To get to the bar last night at the Corcoran Gallery, visitors had to walk past a buffalo hunt, a snow-covered boulder with a bear behind it, bands of outlaws and Indians, and a pack of four hard-riding cowboys out for a night on the town, who held their six-shooters high above their heads and pumped lead into the Western sky. Fortunately for the museum's peace and quiet, these were all paintings or sculptures, part of the current exhibit, "The American West," the openings of which was being celebrated at a party for a blue-ribbon guest list of about 200.
The Corcoran's director, Peter Marzio, stood at the foot of the broad marble staircase in the museum's atrium, directing the formally clad guests: "Up the stairs; follow those people up and turn right, and after you go through the exhibit you'll be rewarded with a drink."
Many of the guests took a long time getting to the bar, which was reached by coming down the back stairs after the exhibit.
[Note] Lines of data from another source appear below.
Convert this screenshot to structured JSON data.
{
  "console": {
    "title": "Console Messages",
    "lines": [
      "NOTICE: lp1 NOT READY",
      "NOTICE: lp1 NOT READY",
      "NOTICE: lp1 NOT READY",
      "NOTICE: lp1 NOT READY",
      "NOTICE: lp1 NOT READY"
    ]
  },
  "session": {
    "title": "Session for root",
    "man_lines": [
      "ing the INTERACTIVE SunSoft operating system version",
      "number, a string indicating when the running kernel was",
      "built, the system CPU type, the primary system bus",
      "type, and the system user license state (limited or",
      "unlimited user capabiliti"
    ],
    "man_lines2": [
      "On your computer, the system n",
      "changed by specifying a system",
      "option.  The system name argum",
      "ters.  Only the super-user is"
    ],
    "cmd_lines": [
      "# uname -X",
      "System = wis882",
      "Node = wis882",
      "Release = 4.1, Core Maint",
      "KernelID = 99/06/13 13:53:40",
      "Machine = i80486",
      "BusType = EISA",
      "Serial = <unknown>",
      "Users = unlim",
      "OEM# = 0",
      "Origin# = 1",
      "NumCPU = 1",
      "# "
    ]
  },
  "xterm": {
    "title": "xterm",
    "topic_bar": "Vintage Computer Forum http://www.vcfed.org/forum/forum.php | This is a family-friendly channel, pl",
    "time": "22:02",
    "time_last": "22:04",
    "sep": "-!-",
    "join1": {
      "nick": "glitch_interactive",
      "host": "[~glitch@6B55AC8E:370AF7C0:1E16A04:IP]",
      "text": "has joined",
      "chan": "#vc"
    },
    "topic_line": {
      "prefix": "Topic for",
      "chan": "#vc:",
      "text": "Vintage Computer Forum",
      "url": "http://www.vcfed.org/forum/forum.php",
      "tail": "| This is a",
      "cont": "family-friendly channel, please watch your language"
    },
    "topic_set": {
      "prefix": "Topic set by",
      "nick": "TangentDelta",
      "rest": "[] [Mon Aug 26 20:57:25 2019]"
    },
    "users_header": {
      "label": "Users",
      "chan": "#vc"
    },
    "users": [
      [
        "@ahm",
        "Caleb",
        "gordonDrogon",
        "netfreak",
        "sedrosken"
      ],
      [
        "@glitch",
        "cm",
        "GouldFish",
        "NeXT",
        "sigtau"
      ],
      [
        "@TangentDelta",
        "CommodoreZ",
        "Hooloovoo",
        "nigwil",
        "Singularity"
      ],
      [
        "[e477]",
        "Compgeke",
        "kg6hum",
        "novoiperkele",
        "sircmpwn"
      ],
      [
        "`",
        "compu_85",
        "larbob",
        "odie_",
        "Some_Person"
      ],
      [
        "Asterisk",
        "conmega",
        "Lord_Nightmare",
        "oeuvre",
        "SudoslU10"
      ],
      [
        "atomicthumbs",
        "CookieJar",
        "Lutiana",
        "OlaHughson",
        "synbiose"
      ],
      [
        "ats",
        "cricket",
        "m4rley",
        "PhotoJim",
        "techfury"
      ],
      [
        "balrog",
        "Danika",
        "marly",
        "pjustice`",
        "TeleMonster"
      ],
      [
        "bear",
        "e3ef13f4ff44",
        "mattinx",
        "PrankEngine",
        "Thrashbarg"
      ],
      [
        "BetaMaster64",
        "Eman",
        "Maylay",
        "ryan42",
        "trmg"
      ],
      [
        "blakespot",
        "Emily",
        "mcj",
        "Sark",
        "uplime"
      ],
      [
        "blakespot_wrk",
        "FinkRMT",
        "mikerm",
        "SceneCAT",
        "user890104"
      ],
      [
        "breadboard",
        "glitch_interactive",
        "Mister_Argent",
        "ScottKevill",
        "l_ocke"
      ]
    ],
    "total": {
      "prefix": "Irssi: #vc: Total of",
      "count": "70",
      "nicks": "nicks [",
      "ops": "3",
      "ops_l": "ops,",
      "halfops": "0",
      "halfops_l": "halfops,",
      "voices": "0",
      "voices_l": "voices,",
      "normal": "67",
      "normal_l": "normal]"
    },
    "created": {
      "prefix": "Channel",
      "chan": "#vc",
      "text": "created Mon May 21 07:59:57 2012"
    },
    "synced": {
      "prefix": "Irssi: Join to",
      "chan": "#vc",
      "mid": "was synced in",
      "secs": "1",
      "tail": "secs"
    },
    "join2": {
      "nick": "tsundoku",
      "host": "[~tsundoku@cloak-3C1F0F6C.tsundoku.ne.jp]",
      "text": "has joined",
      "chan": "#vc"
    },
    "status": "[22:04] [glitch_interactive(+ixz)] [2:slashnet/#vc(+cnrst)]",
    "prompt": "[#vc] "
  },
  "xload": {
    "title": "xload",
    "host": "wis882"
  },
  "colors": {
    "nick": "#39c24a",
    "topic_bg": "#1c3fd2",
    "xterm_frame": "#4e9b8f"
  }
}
Bureaucrats in black ties gazed for a long time at scenes of bronco-busting and running gunfights and horseback, Indian dancers and vast open landscapes. Interior Secretary James Watt saw in the exhibit "the spirit of the American West" that has brought to town by the Reagan administration. "This is the picture of rugged individualism," he said, "in all its beauty and grandeur."
A Western spirit did pervade the evening, with a high proportion of guests from Colorado, the home of oil and gas executive Philip Anschutz, whose private collection provided somewhat more than half the 55 items in the exhibit. Virtually all of the Colorado congressional delegation was present, as well as Supreme Court Justice Byron White, a Colorado native, and a substantial delegation from the Cabinet, the White House staff, and the House and Senate.
"My wife usually has a great problem getting me to turn out for art openings," said Anschutz. But in spite of a case of flu that had sent his temperature to 102, he managed to attend the party in honor of his collection, which Marzio called "in my opinion, the finest collection of Western art that is now in private hands."
"We were very glad to be able to display this material," another member of the Corcoran staff said, "because it will help call attention to our own collection." Before the collection leaves the Corcoran, a friend predicted to Marzio, "You may have lines stretching all the way down the street to the White House." "I can accept that," Marzio said calmly.
Anschutz began collecting Western art around 1960 -- when, he recalls, it was a lot easier to find than it is now. "I think the period of collecting Western art has about come to an end," he said."There isn't much available now, what with the demand from museums and other private collectors. From 1960 to 1970, it was different; then around 1970 it began to change, and the biggest change has been in the last three years." He said he thinks a counterfeit market may be starting to grow. "I know I've seen counterfeit bronzes, and some of them were damned good. I can't prove that I've seen any counterfeit paintings."
After the Corcoran, the Anschutz pieces -- along with other items that Anschutz owns -- will make an international tour of such cities as Brussels, Peking, Canton, Berling, London, Edinburgh, Paris and Vienna, with various corporations picking up the expenses -- ITT, for example, in Brussels, where it has its European headquarters. "This kind of art is very popular in Europe," said one connoisseur at the party. "Over there, they think anybody can paint a still life, but it takes and American to do a buffalo hunt."